Hire enough faculty to have classes small enough so that the professors can get to know the students as individuals. Give these teaching faculty as much autonomy, security, and support as you can. Constantly reaffirm the centrality of your faculty as your most valuable resource.
Do all this not because this is popular amongst the professors, but because this is your best business strategy for achieving long-term economic viability.
2. Make Sure That Every Class Is Better Than Software:
If you have classes on your campus that are no better than MOOCs, no better than an adaptive learning platforms, then you are in trouble.
Higher ed has been able to get away with indifferently designed and executed large enrollment classes for too long.
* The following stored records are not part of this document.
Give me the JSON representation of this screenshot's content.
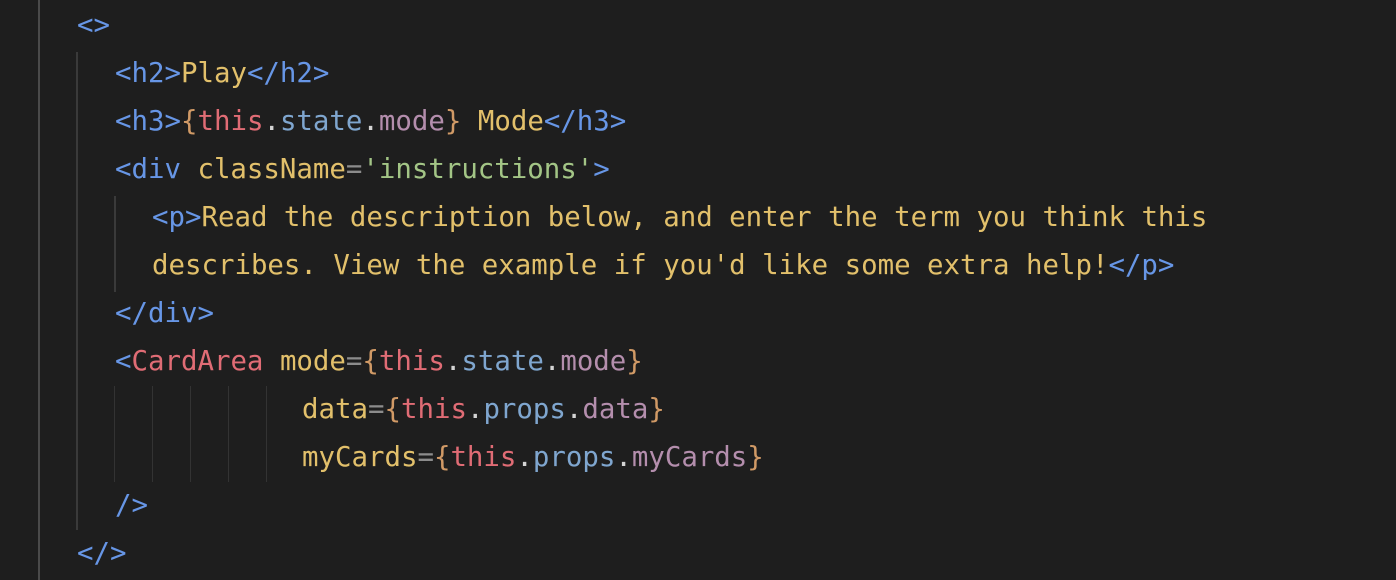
{
  "code": {
    "lines": [
      [
        {
          "t": "<>",
          "c": "tag"
        }
      ],
      [
        {
          "t": "<h2>",
          "c": "tag"
        },
        {
          "t": "Play",
          "c": "text"
        },
        {
          "t": "</h2>",
          "c": "tag"
        }
      ],
      [
        {
          "t": "<h3>",
          "c": "tag"
        },
        {
          "t": "{",
          "c": "brace"
        },
        {
          "t": "this",
          "c": "kw"
        },
        {
          "t": ".",
          "c": "punct"
        },
        {
          "t": "state",
          "c": "state"
        },
        {
          "t": ".",
          "c": "punct"
        },
        {
          "t": "mode",
          "c": "prop"
        },
        {
          "t": "}",
          "c": "brace"
        },
        {
          "t": " Mode",
          "c": "text"
        },
        {
          "t": "</h3>",
          "c": "tag"
        }
      ],
      [
        {
          "t": "<div ",
          "c": "tag"
        },
        {
          "t": "className",
          "c": "attr"
        },
        {
          "t": "=",
          "c": "eq"
        },
        {
          "t": "'instructions'",
          "c": "str"
        },
        {
          "t": ">",
          "c": "tag"
        }
      ],
      [
        {
          "t": "<p>",
          "c": "tag"
        },
        {
          "t": "Read the description below, and enter the term you think this",
          "c": "text"
        }
      ],
      [
        {
          "t": "describes. View the example if you'd like some extra help!",
          "c": "text"
        },
        {
          "t": "</p>",
          "c": "tag"
        }
      ],
      [
        {
          "t": "</div>",
          "c": "tag"
        }
      ],
      [
        {
          "t": "<",
          "c": "tag"
        },
        {
          "t": "CardArea",
          "c": "comp"
        },
        {
          "t": " ",
          "c": "punct"
        },
        {
          "t": "mode",
          "c": "attr"
        },
        {
          "t": "=",
          "c": "eq"
        },
        {
          "t": "{",
          "c": "brace"
        },
        {
          "t": "this",
          "c": "kw"
        },
        {
          "t": ".",
          "c": "punct"
        },
        {
          "t": "state",
          "c": "state"
        },
        {
          "t": ".",
          "c": "punct"
        },
        {
          "t": "mode",
          "c": "prop"
        },
        {
          "t": "}",
          "c": "brace"
        }
      ],
      [
        {
          "t": "data",
          "c": "attr"
        },
        {
          "t": "=",
          "c": "eq"
        },
        {
          "t": "{",
          "c": "brace"
        },
        {
          "t": "this",
          "c": "kw"
        },
        {
          "t": ".",
          "c": "punct"
        },
        {
          "t": "props",
          "c": "state"
        },
        {
          "t": ".",
          "c": "punct"
        },
        {
          "t": "data",
          "c": "prop"
        },
        {
          "t": "}",
          "c": "brace"
        }
      ],
      [
        {
          "t": "myCards",
          "c": "attr"
        },
        {
          "t": "=",
          "c": "eq"
        },
        {
          "t": "{",
          "c": "brace"
        },
        {
          "t": "this",
          "c": "kw"
        },
        {
          "t": ".",
          "c": "punct"
        },
        {
          "t": "props",
          "c": "state"
        },
        {
          "t": ".",
          "c": "punct"
        },
        {
          "t": "myCards",
          "c": "prop"
        },
        {
          "t": "}",
          "c": "brace"
        }
      ],
      [
        {
          "t": "/>",
          "c": "tag"
        }
      ],
      [
        {
          "t": "</>",
          "c": "tag"
        }
      ]
    ]
  },
  "colors": {
    "background": "#1e1e1e",
    "tag": "#6796e6",
    "component": "#e06c75",
    "text": "#e2c06b",
    "string": "#a3c586",
    "brace": "#d19a66",
    "keyword": "#e06c75",
    "property": "#b48ead",
    "object": "#7fa6cf"
  }
}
As long as the students kept moving through the system, and the credits were given, then nobody too much complained. Students avoided some courses, slept through other courses, sought out the few great introductory professors, and generally waited to junior or senior year when (if they were lucky) the really good courses would kick in. Large enrollment classes subsidized small enrollment classes. Class sizes and inputs were driven by economic necessity, not pedagogical demands.
All that is over now. The market is correcting. Competency-based credentialing will replace seat-time based credentialing. Traditional large enrollment classes that were designed for the benefit of the institution and not the learner will be replaced by credit-bearing open online courses. (See ASU’s Global Freshman Academy). Students, and their families, will pay only for educational experiences that offer real value add. If learning is the new postsecondary differentiator, and quality learning requires investments in educators, where will severely resource constrained institutions get the money?
It is easy to say that the best economic strategy is to invest in educators. In an environment of declining funding and rising costs, this is a difficult strategy to implement.
The first step, I think, is to be publicly and loudly affirm that software will not eat education.
Is your school investing in its educators?